As if giraffes weren’t exotic enough, this very rare mother and baby seem outright otherworldly in their absence of color and pattern.
The giraffe’s species name, Camelopardalis, means “camel-leopard,” because they were originally thought to be a combination of the two animals. And while now we may certainly know better, early camel-leopard admirers can hardly be blamed – especially given those distinctive markings.
Different subspecies of giraffes have different patterns. For example, Masai giraffes have spots that look like oak leaves while Rothschild’s giraffes boast large, brown splotches outlined by thick, pale lines. Kenya’s own reticulated giraffe has a dark coat with very graphic shapes and well-defined narrow lines. Unless, of course, that reticulated giraffe happens to be white as a ghost.
Incredibly rare with what appears to be only a handful sightings in the wild captured on film, white reticulated giraffes are pale in color thanks to a genetic condition called leucism. Unlike albinism, in leucism skin cells don’t produce pigmentation, but soft tissues, like dark eyes, do.
So far the white giraffes have been found only in Tanzania and Kenya; the first was reported in January 2016 in Tarangire National park, Tanzania. The two pictured here come from Kenya.
The duo is an adult female and calf, and they were filmed by the Hirola Conservation Programme (HCP), a group that partners with Rainforest Trust (RT). The giraffes were in the region where Rainforest Trust and HCP are protecting vital habitat for the Hirola, the world’s most threatened antelope, explains RT.
Early june this year, reports of a white baby giraffe and its mother were reported to us by the rangers who got the report from one of the villagers adjacent to the Ishaqbini conservancy. We hurriedly headed to the scene as soon as we got the news. And lo! There, right in front of us, was the so hyped ‘white giraffe’ of Ishaqbini conservancy!
And sure enough, you can see them in the video below. They don’t even look real! But we’re convinced, especially given National Geographic’s reporting on the phenomenon. As well, we’ve been seeing other animals with leucism – like the majestic white moose traipsing through Sweden recently, or the ever-magical white peacocks that “someone” around here was swooning over not long ago.

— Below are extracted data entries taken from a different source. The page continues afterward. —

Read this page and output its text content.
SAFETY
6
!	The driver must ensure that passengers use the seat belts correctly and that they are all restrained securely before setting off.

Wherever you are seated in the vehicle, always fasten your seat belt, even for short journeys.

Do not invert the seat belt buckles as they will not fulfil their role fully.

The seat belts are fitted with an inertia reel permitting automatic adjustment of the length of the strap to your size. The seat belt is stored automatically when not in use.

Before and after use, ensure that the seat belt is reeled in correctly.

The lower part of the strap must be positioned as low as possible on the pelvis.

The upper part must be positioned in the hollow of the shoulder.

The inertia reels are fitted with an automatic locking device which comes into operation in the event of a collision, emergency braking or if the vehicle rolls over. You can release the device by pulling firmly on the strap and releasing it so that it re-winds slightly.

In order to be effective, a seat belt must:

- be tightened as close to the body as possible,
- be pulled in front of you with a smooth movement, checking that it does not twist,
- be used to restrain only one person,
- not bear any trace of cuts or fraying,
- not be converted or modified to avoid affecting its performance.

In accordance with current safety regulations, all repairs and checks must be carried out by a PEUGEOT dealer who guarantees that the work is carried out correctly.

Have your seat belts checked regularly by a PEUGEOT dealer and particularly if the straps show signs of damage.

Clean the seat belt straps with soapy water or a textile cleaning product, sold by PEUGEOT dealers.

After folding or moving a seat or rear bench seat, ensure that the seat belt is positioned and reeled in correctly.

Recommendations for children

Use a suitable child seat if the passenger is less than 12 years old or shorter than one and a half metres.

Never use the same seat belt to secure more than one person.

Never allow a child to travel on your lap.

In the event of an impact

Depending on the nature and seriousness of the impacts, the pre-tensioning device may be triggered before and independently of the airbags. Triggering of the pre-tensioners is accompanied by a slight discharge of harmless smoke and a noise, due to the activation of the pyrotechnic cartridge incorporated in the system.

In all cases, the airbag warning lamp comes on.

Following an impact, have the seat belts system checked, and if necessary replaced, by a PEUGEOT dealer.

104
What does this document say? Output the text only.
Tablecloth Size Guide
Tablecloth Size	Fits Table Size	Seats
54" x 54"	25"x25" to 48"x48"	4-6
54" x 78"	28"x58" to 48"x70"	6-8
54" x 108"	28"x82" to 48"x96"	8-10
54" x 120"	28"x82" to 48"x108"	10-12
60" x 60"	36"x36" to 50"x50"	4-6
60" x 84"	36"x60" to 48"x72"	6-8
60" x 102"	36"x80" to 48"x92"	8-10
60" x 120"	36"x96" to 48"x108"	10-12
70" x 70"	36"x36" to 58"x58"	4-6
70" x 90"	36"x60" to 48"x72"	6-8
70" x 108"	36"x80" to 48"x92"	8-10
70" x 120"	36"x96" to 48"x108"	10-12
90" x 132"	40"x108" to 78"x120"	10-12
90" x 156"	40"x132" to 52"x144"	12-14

Aren’t they incredible? If you’ve already started thinking this one through, however, you may have ended up where I did, which is something like: Someone paint those giraffes in giraffe camouflage, quick! Talk about not blending in … which is always a concern given that humans are jerks. Thankfully, the giraffes are in a preserve that takes poaching very seriously and they should be pretty well protected. And in the meantime, the ghosty giants are working as ambassadors of Mother Nature, reminding us again of just what an incredible world we live in, white giraffes and all.